Hacker Read top | best | new | newcomments | leaders | about | bookmarklet login

The main problem with the Agile industry is that the certificate mills give people the idea that they have to know nothing about software to work on/in software.

Also Scrum as outlined by people like Jim Coplien would probably be kind of fine for certain set ups, but only a few agile coaches, POs or SMs know Scrum that well, instead it's a weird mix of apocryphal, illogical practices and superficial knowledge that, coupled with an inexperienced dev team, is similar to a giant Molotow cocktail that will sooner or later explode.



view as:

Scrum is basically a set of necessary but not sufficient processes. I was sceptical about it, took the course, and aced the test.

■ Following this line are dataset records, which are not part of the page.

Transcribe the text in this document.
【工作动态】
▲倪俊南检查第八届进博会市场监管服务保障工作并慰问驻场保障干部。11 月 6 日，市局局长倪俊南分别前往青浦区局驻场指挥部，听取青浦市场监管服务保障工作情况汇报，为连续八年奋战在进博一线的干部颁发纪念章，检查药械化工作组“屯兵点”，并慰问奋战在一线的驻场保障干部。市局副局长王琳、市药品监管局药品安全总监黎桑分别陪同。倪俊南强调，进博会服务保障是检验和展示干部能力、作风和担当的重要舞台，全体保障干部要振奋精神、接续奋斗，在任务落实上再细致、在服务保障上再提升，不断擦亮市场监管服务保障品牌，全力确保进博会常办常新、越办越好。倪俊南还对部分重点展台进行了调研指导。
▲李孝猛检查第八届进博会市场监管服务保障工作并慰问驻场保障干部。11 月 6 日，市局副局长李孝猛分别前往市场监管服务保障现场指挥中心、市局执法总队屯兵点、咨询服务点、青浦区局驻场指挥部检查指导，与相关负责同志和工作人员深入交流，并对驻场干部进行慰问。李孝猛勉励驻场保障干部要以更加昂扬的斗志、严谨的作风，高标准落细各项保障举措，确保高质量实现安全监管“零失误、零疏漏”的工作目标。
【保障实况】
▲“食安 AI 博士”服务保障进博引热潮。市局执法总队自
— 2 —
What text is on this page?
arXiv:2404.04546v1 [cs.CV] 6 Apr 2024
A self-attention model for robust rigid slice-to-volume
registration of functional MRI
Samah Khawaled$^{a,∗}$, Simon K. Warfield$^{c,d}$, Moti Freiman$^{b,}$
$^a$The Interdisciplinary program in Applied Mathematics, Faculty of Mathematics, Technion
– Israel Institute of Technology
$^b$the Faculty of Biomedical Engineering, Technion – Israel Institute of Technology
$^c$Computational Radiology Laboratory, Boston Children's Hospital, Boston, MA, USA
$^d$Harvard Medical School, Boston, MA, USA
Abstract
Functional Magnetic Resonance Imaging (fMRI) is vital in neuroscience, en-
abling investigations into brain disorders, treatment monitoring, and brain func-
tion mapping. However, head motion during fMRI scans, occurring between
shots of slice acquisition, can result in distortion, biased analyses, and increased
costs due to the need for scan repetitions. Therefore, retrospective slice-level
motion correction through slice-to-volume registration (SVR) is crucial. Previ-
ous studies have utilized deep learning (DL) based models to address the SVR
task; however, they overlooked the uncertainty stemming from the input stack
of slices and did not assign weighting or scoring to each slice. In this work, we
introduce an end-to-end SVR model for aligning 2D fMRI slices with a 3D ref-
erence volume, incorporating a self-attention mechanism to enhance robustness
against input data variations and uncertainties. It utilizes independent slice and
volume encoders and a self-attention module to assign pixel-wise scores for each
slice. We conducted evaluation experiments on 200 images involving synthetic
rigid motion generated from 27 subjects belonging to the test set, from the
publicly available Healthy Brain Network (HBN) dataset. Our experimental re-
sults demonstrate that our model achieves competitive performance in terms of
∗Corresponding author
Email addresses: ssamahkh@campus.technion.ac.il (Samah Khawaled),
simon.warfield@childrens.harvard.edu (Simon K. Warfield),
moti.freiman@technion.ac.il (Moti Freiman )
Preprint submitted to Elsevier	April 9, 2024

Scrum itself is like the rules for holding a good meeting. It's good common sense advice that I don't think you can actually reasonably object to.

If it's not in the Scrum guide, it's not Scrum, truly find something objectionable in that: https://scrumguides.org/scrum-guide.html

But in achieving that flawesseness, they made it so broad and vague that you really need to add additional practices to it. And then you got to be careful, mature, and thoughtful or else it's gonna turn into a shitshow... but if you just do Scrum you'll end up as a shitshow anyway.

PS- to me personally the biggest flaw is that so much hinges on the definition of done being correct, and that is at least half the battle in dev and can almost single handedly save or sink an organisation in itself.